18. The system of claim 17, wherein the first storage tier comprises the one or more node-local non-volatile storage devices are node-local SSD/NVMe devices; and wherein the second storage tier or a third storage tier comprises cloud-provided network-attached storage.
19. The system of claim 18 wherein the first storage tier is a performance tier composed of the node-local SSD/NVMe devices and the second storage tier, or a third storage tier are composed of cloud-provided storage devices of the additional cloud-provided storage.
20. The system of claim 17, wherein at least some of the virtualized entities that are accessible by the at least two nodes via the common storage access address space are user virtual machines or user executable containers.

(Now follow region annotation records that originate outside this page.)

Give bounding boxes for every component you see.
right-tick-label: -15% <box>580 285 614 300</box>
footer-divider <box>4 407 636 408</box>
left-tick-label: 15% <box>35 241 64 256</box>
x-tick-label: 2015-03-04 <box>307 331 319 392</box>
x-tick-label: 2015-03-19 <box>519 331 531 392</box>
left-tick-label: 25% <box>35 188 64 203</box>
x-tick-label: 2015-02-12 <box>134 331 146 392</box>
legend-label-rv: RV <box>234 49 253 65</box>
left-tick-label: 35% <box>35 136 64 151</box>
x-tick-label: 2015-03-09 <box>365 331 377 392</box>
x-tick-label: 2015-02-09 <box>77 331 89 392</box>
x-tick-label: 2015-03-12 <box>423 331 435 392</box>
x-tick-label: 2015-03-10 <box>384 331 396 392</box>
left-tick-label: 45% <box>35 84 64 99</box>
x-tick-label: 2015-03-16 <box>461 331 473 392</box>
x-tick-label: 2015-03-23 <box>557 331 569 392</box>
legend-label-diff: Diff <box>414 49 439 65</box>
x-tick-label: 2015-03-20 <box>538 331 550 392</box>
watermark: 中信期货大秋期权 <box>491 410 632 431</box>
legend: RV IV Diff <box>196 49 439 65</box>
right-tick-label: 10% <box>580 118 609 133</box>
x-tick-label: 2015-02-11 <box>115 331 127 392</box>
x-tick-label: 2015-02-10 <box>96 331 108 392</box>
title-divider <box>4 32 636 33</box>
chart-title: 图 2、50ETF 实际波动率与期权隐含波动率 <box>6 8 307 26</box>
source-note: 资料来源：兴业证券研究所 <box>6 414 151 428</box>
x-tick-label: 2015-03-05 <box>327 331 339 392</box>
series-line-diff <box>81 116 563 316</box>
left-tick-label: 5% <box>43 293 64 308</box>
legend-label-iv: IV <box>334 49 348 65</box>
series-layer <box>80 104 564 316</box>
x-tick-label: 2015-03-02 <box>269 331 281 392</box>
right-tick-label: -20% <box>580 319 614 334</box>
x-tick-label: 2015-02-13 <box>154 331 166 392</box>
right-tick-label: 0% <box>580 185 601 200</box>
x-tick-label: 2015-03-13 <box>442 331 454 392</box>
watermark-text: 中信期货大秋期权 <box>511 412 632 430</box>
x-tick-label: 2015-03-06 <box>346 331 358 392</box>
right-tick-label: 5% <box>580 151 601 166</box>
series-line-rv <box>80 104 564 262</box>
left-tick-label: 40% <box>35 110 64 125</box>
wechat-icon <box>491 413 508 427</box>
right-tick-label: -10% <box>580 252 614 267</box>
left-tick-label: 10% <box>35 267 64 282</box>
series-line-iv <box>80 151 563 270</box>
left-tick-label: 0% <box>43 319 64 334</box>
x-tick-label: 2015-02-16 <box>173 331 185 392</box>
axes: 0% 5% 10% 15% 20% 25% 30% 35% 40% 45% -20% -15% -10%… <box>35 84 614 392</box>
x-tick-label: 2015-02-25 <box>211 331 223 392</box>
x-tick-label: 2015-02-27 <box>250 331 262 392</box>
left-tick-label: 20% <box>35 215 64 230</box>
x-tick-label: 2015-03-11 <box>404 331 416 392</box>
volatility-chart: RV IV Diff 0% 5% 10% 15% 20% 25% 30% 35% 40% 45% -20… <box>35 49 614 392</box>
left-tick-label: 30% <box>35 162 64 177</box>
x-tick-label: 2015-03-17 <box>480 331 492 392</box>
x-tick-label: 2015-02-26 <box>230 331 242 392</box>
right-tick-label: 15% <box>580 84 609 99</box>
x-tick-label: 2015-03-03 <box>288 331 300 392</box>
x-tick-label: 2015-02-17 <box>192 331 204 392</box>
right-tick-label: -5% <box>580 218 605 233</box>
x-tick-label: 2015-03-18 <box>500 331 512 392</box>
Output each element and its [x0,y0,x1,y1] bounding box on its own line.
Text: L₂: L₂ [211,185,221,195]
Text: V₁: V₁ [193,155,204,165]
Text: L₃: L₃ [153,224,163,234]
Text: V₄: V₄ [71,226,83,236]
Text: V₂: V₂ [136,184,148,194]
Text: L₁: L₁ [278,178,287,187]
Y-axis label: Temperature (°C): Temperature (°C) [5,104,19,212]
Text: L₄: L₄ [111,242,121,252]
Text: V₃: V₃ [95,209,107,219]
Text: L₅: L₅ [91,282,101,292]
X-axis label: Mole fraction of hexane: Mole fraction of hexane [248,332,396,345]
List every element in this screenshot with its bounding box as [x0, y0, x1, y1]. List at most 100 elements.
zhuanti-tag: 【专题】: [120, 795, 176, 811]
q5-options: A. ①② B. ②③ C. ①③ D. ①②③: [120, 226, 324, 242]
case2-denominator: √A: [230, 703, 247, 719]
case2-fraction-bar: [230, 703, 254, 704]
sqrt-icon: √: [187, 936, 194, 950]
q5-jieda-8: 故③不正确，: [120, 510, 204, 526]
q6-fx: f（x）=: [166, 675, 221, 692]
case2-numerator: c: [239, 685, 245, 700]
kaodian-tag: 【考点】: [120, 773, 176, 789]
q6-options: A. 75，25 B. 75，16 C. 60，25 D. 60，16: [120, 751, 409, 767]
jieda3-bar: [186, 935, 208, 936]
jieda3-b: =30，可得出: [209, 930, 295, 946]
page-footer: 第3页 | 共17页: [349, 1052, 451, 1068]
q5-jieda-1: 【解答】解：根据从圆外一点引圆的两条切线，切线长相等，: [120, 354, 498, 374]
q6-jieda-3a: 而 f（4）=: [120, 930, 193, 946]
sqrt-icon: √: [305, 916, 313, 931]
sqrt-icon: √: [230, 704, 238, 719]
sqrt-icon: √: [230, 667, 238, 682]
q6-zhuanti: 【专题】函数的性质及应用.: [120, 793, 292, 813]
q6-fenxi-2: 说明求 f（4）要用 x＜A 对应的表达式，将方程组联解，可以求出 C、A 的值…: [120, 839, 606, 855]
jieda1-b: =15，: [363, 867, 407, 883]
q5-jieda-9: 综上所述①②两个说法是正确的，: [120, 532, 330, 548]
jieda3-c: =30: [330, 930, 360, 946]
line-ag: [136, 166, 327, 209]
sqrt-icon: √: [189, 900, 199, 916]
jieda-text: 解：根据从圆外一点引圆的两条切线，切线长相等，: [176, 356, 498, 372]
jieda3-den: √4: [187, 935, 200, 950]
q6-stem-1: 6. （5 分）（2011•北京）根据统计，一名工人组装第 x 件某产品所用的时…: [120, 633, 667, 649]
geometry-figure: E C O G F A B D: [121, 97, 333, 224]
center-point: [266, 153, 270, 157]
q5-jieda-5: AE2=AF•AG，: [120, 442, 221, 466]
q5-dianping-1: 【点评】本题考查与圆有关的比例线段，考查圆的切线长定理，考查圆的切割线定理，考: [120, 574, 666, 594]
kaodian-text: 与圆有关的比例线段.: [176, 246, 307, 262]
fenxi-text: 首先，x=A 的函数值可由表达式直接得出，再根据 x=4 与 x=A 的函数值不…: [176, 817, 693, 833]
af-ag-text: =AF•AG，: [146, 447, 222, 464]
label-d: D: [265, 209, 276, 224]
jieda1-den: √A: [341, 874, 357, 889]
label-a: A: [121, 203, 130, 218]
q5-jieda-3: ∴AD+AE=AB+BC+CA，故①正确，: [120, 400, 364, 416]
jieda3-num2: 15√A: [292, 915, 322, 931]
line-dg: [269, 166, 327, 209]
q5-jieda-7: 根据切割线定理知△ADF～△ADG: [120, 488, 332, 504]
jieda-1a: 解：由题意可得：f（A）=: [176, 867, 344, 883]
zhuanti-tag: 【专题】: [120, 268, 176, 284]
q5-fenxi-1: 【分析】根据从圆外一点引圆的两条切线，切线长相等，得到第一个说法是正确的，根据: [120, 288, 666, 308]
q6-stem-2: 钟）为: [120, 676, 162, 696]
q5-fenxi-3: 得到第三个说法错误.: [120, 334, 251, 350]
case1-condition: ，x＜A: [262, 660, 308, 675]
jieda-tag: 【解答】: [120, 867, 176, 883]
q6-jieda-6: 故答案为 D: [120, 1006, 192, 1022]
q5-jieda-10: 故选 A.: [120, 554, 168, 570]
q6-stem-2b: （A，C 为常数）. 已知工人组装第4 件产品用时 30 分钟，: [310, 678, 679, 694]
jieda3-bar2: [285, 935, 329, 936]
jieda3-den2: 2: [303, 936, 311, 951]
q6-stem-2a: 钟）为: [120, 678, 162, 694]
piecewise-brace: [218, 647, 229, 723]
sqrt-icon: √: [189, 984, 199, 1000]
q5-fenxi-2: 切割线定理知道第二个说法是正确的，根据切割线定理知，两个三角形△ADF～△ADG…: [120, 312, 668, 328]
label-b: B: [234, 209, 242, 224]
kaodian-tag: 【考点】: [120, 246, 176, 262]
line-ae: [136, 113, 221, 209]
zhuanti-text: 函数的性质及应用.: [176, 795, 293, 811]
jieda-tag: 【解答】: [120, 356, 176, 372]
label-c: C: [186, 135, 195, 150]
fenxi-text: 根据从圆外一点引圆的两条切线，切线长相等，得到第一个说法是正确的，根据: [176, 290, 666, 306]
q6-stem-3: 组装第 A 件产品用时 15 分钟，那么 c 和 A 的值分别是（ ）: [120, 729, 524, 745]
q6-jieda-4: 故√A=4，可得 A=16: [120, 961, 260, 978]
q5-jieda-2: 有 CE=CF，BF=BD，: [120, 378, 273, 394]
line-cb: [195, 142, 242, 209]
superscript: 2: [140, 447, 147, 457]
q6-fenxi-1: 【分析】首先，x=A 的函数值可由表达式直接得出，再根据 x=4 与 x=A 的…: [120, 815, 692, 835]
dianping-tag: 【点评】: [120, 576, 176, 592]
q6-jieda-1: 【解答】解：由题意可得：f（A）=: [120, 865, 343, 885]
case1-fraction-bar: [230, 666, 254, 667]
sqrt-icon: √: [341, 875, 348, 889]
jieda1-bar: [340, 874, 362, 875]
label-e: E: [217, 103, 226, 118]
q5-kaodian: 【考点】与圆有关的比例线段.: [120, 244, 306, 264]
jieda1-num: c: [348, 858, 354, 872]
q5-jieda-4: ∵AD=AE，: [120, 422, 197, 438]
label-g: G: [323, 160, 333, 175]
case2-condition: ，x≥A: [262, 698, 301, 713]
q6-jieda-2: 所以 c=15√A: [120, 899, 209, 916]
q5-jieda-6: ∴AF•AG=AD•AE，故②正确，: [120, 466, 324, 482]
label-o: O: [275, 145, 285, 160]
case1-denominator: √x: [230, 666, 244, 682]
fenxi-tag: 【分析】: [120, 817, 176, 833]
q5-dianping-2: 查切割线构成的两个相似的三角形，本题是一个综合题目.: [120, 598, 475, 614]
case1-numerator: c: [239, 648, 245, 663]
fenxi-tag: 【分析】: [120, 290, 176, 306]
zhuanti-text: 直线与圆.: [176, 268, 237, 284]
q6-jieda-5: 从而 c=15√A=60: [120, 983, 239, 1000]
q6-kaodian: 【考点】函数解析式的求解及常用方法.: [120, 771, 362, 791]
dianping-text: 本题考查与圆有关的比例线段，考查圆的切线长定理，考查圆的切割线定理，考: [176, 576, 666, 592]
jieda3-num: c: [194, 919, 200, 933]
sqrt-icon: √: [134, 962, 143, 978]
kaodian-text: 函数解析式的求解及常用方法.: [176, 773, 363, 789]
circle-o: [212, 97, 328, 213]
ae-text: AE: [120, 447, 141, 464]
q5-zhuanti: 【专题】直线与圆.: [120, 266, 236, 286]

21. The system of claim 17, wherein at least some of the virtualized entities that are accessible by the at least two nodes via the common storage access address space are user executable containers that implement a node-local virtualized controller or a containerized version of a node-local control virtual machine.
22. The system of claim 17, further comprising instructions which, when stored in memory and executed by the processor cause the processor to perform further acts of formation of the rebuilt first storage tier data based on the one or more replicas of the node-local data that are stored in a non-replacement node of the computing cluster.
23. The system of claim 22, wherein the rebuilt first storage tier data includes rebuilding of a hot-tier index.
24. The system of claim 17, wherein the additional cloud-provided storage is accessed as at least one of, a network-attached storage (NAS) facility, a storage area network (SAN) facility, or a network-accessible direct-attached storage (DAS) facility.